Nous les étonnons en leur parlant de sens. C’est même un choc pour certains. En tant que médiateurs nous les avons reconnus comme êtres de sens, nous leur disons que le « rien » est important, qu’il doit être décodé. Le rien, la difficulté est un signe salvateur. Le choc, pour eux, est de comprendre que l’impasse dans laquelle ils croient être a une issue. Nous pouvons alors entamer un travail sur leurs projets de sens. Ce travail sera le plus rapidement possible poursuivi sur le terrain strictement pédagogique.

Cette attitude n’est possible que si nous, en tant que médiateurs, nous sommes au clair avec la fécondité de l’erreur, avec le tâtonnement humain, avec le regard qui cherche le sens au-delà des limites.

Nous les voyons alors réfléchir, essayer de mettre des mots sur ce qu’ils vivent. C’est parfois très douloureux. Pour certains, le choix qu’on a fait à leur place ne rejoint pas leurs projets de sens, pour beaucoup la mise en mots est difficile parce qu’ils se sentent entravés par le langage. Ils n’ont pas beaucoup de mots à leur disposition pour cette exploration.

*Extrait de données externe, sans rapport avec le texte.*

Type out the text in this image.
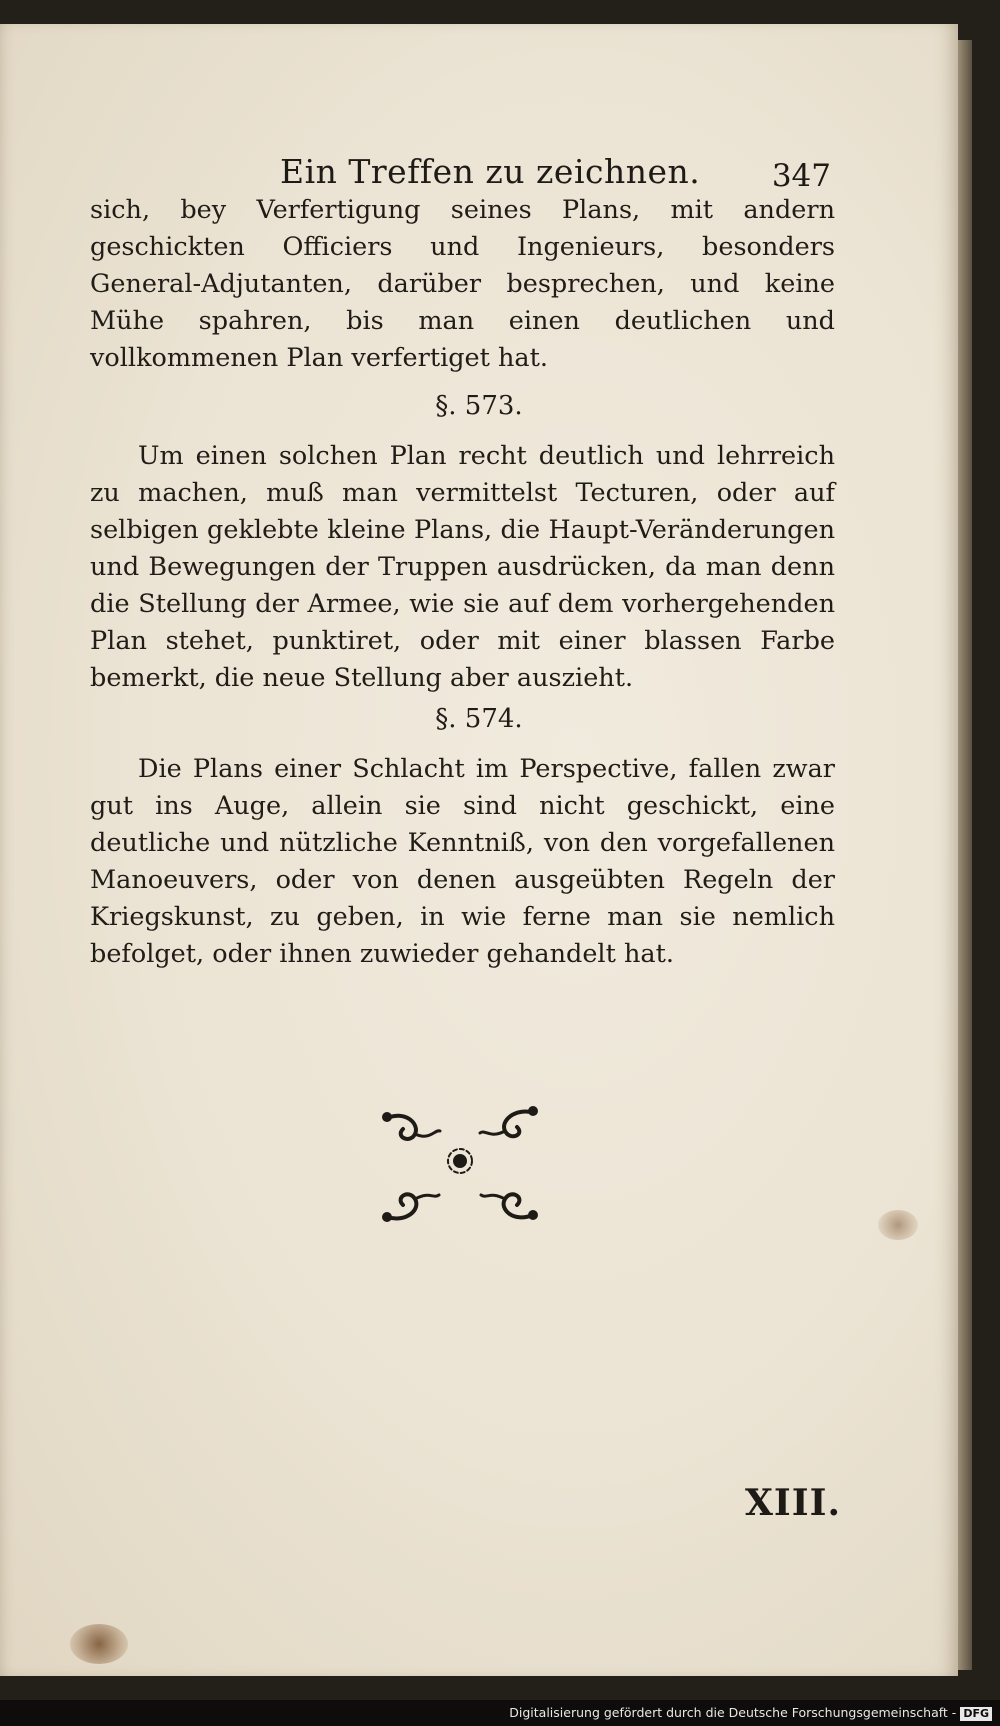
Ein Treffen zu zeichnen. 347

sich, bey Verfertigung seines Plans, mit andern geschickten Officiers und Ingenieurs, besonders General-Adjutanten, darüber besprechen, und keine Mühe spahren, bis man einen deutlichen und vollkommenen Plan verfertiget hat.

§. 573.

Um einen solchen Plan recht deutlich und lehrreich zu machen, muß man vermittelst Tecturen, oder auf selbigen geklebte kleine Plans, die Haupt-Veränderungen und Bewegungen der Truppen ausdrücken, da man denn die Stellung der Armee, wie sie auf dem vorhergehenden Plan stehet, punktiret, oder mit einer blassen Farbe bemerkt, die neue Stellung aber auszieht.

§. 574.

Die Plans einer Schlacht im Perspective, fallen zwar gut ins Auge, allein sie sind nicht geschickt, eine deutliche und nützliche Kenntniß, von den vorgefallenen Manoeuvers, oder von denen ausgeübten Regeln der Kriegskunst, zu geben, in wie ferne man sie nemlich befolget, oder ihnen zuwieder gehandelt hat.

XIII.
Digitalisierung gefördert durch die Deutsche Forschungsgemeinschaft - DFG
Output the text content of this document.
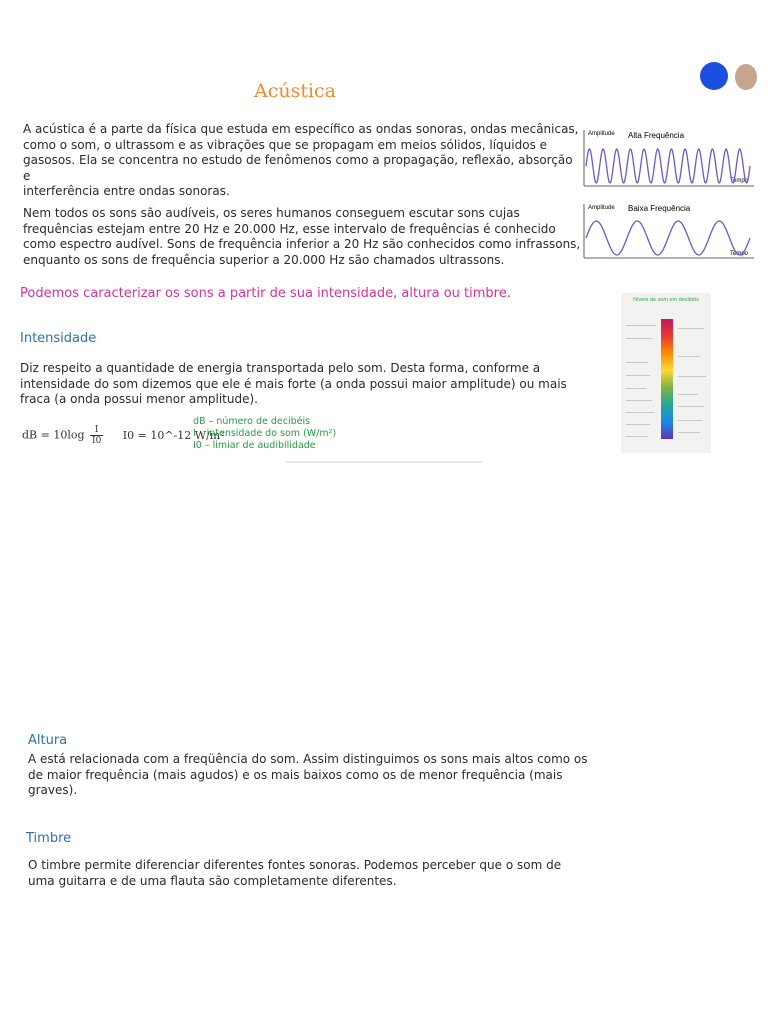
Acústica
A acústica é a parte da física que estuda em específico as ondas sonoras, ondas mecânicas,
como o som, o ultrassom e as vibrações que se propagam em meios sólidos, líquidos e
gasosos. Ela se concentra no estudo de fenômenos como a propagação, reflexão, absorção e
interferência entre ondas sonoras.
Nem todos os sons são audíveis, os seres humanos conseguem escutar sons cujas
frequências estejam entre 20 Hz e 20.000 Hz, esse intervalo de frequências é conhecido
como espectro audível. Sons de frequência inferior a 20 Hz são conhecidos como infrassons,
enquanto os sons de frequência superior a 20.000 Hz são chamados ultrassons.
Podemos caracterizar os sons a partir de sua intensidade, altura ou timbre.
Intensidade
Diz respeito a quantidade de energia transportada pelo som. Desta forma, conforme a
intensidade do som dizemos que ele é mais forte (a onda possui maior amplitude) ou mais
fraca (a onda possui menor amplitude).
dB = $10\log \frac{I}{I0} I0$ = 10^-12 W/m²
dB – número de decibéis
I – intensidade do som (W/m²)
I0 – limiar de audibilidade
Altura
A está relacionada com a freqüência do som. Assim distinguimos os sons mais altos como os
de maior frequência (mais agudos) e os mais baixos como os de menor frequência (mais
graves).
Timbre
O timbre permite diferenciar diferentes fontes sonoras. Podemos perceber que o som de
uma guitarra e de uma flauta são completamente diferentes.
Amplitude Alta Frequência
Tempo
Amplitude Baixa Frequência
Tempo
Níveis de som em decibéis
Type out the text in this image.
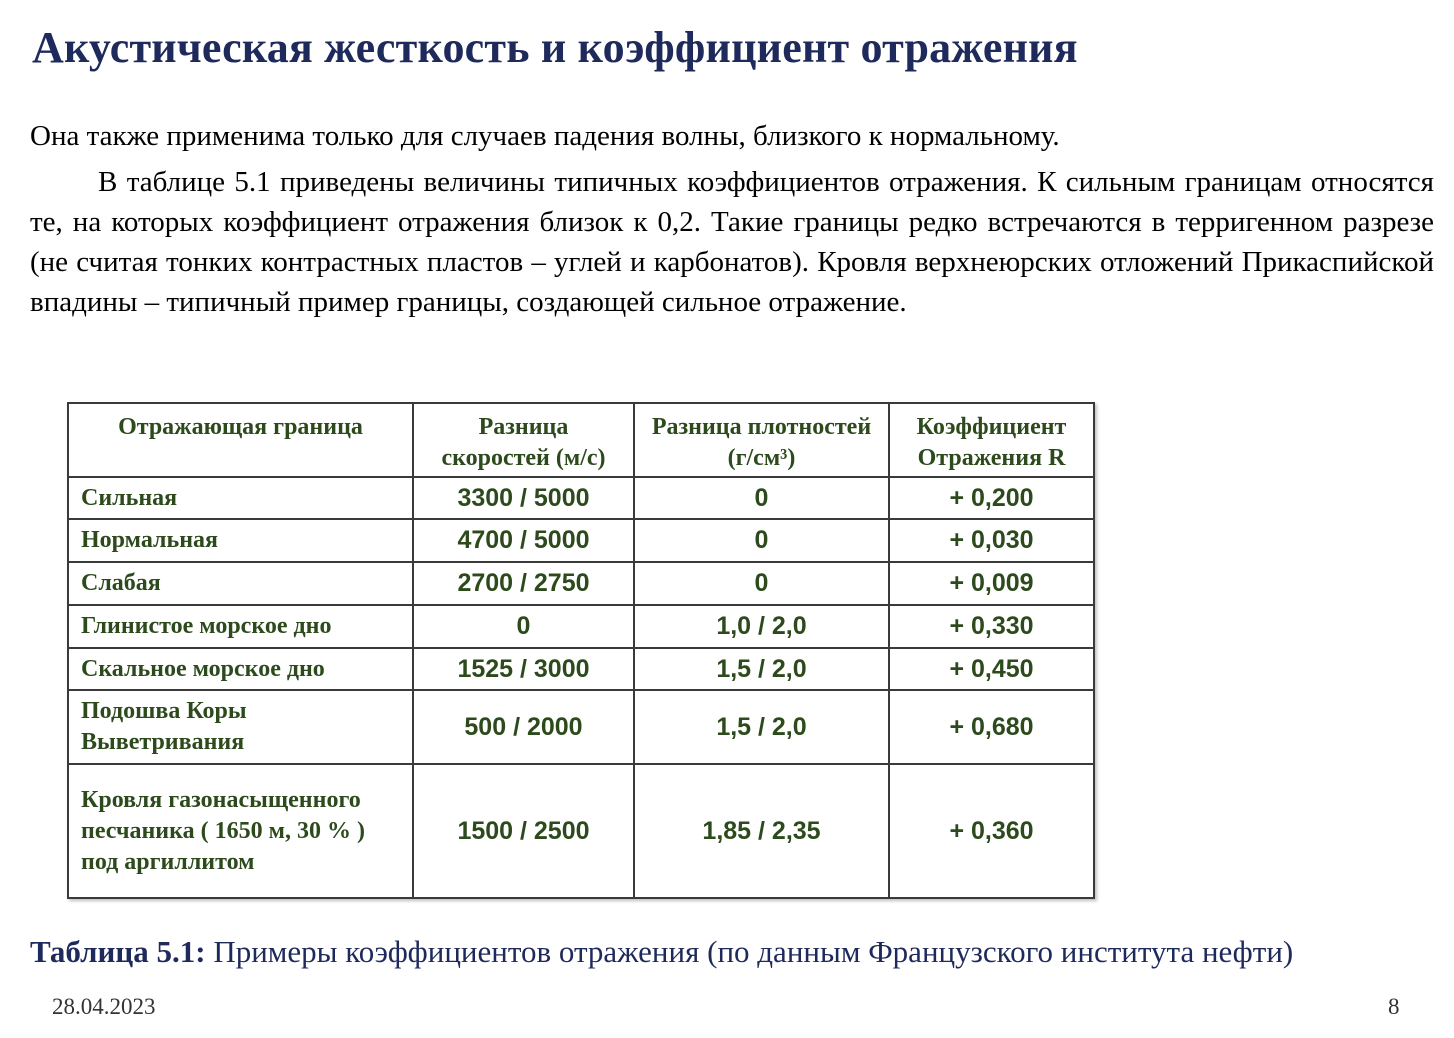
Акустическая жесткость и коэффициент отражения

Она также применима только для случаев падения волны, близкого к нормальному.

В таблице 5.1 приведены величины типичных коэффициентов отражения. К сильным границам относятся те, на которых коэффициент отражения близок к 0,2. Такие границы редко встречаются в терригенном разрезе (не считая тонких контрастных пластов – углей и карбонатов). Кровля верхнеюрских отложений Прикаспийской впадины – типичный пример границы, создающей сильное отражение.

Отражающая граница	Разница скоростей (м/с)	Разница плотностей (г/см³)	Коэффициент Отражения R
Сильная	3300 / 5000	0	+ 0,200
Нормальная	4700 / 5000	0	+ 0,030
Слабая	2700 / 2750	0	+ 0,009
Глинистое морское дно	0	1,0 / 2,0	+ 0,330
Скальное морское дно	1525 / 3000	1,5 / 2,0	+ 0,450
Подошва Коры Выветривания	500 / 2000	1,5 / 2,0	+ 0,680
Кровля газонасыщенного песчаника ( 1650 м, 30 % ) под аргиллитом	1500 / 2500	1,85 / 2,35	+ 0,360

Таблица 5.1: Примеры коэффициентов отражения (по данным Французского института нефти)

28.04.2023	8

Nous nous disons souvent qu’un jeune qui ne dit rien est quelqu’un qui a trop à dire ! L’adolescence est une période de recherche de soi et de sens et ils ont besoin de rencontrer des adultes qui sont prêts à accompagner leur « errance » sans jugement et qui considèrent celle-ci comme un élément déclencheur nécessaire à une certaine prise de conscience. Nous savons combien il leur est difficile de croire en eux, de se reconnaître en tant qu’être humain avec un potentiel, avec une étincelle de quelque chose. Qui sont-ils ? Où se sont-ils arrêtés face à l’ampleur des questions et des choix ? Quel chemin de traverse ont-ils emprunté ?

Arrêtons-nous à trois exemples :

Bienvenue dans l’humanité !

Certains jeunes veulent conserver ou atteindre une perfection, d’autres encore décident de ne rien faire et d’attendre que « ça » (se) passe. Quels enjeux y a-t-il? Aller au-delà de ce qu’on voit et réfléchir à ce qui a derrière « ça » avec un adulte qui cherche avec lui le sens caché de ses actions. C’est peut-être une façon de laisser la place au « désir »… Bienvenue dans l’humanité !

Un soulagement, oui, parce qu’un désir est reconnu. La capacité de vivre les limites et accepter le tâtonnement et l’incertitude (2). C’est cela accompagner, rassurer et témoigner qu’il y a un sens à trouver :

- Rien n’est sûr et certain, du coup tout est possible !

L’incertitude, la limite impliquent un espace de liberté ! Nous revoilà dans les projets de sens.

Me trahir … !

Cette élève se sentait enfermée dans trop de certitudes qui la gardaient dans un cocon douillet et à l’écart de la réalité… A chaque question il y avait des réponses prescriptives :

- Je suis dans l’incertitude et l’on me dit : « Non c’est cela ! » Rentrer dans ce monde de certitude ce serait me trahir.

Trahison de soi-même si on se laisse endormir par les certitudes au lieu de rester vigilant. L’expression est à la mesure du mouvement profond qui, encore une fois, renvoie aux projets de sens ou peut-être aussi au projet d’être.

Je ne sais pas pourquoi !

- Je sais que je vais mal, mais je ne sais pas pourquoi !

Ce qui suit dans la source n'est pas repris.